India halfway to meeting 2020 GHG target despite rising emissions

Published 04:15 on January 25, 2016  /  Last updated at 19:20 on January 25, 2016  /  Asia Pacific, Other APAC  /  No Comments

India’s greenhouse gas output rose 64% between 2000 and 2010 but CO2 emissions per unit of GDP fell 12% after 2005, half the reductions it aims to achieve by 2020, according to the nation’s first Biennial Update Report to the UNFCCC.

India’s greenhouse gas output rose 64% between 2000 and 2010 but CO2 emissions per unit of GDP fell 12% after 2005, half the reductions it aims to achieve by 2020, according to the nation’s first Biennial Update Report to the UNFCCC.

The report, not yet published on the UNFCCC website, showed that India emitted 2.136 billion tonnes of CO2e in 2010 excluding LULUCF, representing an increase of 64% on 2000 levels, according to a statement by the Ministry of Environment, Forest and Climate Change.

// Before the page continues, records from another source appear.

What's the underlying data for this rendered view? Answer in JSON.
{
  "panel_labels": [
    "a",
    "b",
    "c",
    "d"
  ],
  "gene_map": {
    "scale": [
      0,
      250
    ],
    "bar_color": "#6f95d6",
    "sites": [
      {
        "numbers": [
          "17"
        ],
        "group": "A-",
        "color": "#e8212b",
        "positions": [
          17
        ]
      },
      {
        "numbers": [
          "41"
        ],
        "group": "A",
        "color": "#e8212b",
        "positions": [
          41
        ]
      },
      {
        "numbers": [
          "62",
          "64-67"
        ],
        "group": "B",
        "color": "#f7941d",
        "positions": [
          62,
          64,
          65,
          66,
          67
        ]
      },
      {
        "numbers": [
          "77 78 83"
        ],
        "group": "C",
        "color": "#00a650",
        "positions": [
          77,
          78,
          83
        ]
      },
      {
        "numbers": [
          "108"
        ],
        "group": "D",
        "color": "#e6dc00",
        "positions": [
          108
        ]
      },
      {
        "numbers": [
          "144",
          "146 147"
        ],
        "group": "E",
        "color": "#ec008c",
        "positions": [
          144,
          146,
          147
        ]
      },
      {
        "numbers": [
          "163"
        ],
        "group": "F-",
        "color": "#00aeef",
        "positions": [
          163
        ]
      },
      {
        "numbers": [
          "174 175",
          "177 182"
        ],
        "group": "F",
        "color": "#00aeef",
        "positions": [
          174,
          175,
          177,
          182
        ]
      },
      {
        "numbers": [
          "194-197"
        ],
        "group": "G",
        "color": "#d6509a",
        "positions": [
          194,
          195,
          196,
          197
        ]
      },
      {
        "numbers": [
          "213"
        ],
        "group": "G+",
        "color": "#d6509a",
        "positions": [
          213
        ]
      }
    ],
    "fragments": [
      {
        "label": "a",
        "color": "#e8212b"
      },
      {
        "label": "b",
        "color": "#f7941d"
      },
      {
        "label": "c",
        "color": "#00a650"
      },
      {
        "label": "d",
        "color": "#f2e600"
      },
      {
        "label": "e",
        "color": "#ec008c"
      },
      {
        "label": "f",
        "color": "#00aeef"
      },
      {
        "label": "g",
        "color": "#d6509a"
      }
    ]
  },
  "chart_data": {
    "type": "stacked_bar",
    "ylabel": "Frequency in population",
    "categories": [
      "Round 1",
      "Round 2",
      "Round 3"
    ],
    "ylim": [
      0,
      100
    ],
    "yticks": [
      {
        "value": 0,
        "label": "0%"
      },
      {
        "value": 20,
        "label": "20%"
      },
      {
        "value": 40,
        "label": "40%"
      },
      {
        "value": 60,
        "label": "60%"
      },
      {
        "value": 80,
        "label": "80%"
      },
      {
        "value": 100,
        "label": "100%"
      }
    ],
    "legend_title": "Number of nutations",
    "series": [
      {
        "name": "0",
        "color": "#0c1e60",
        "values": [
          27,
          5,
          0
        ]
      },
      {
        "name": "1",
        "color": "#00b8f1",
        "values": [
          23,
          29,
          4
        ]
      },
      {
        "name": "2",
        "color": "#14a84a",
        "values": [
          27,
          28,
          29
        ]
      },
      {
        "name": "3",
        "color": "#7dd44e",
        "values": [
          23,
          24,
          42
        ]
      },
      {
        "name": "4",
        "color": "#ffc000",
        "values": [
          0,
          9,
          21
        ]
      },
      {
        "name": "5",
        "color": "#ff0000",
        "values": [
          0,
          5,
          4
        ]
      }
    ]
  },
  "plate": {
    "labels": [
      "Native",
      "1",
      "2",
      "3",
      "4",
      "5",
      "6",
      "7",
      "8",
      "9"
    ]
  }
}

Around 12% of those emissions were stored in forest sinks, taking India’s final emissions for 2010 to 1.884 billion tonnes.

“The emission intensity of GDP has reduced by 12% from 2005 to 2010, on course to meeting the voluntary target of 20-25% reduction in emission intensity of GDP by 2020,” Environment Minister Prakash Javadekar said in the report.

This was the first time India submitted its Biennial Update Report, and it will be subject to an international review process within the UNFCCC, along with other countries’ reports.

On a per capita basis, India’s 2010 emissions were 1.56 tonnes of CO2e, according to the report, less than a quarter of neighbouring China.

The energy sector, including transport, accounted for 71% of India’s GHG emissions. Agriculture contributed 18%, with industry at 8% and waste at 3% making up the remainder.

Last October, India released its post-2020 emission target, pledging to cut emission intensity 33-35% below 2005 levels by 2030, and said its combined mitigation and adaptation targets would require investments of some $2.5 trillion.

The mitigation target was described as “medium” by analysts Climate Action Tracker, who said India’s target to get 40% of its electricity from non-fossil sources in 2030 alone would lead to a bigger cut of 41.5% in emission intensity, more than the target aims for.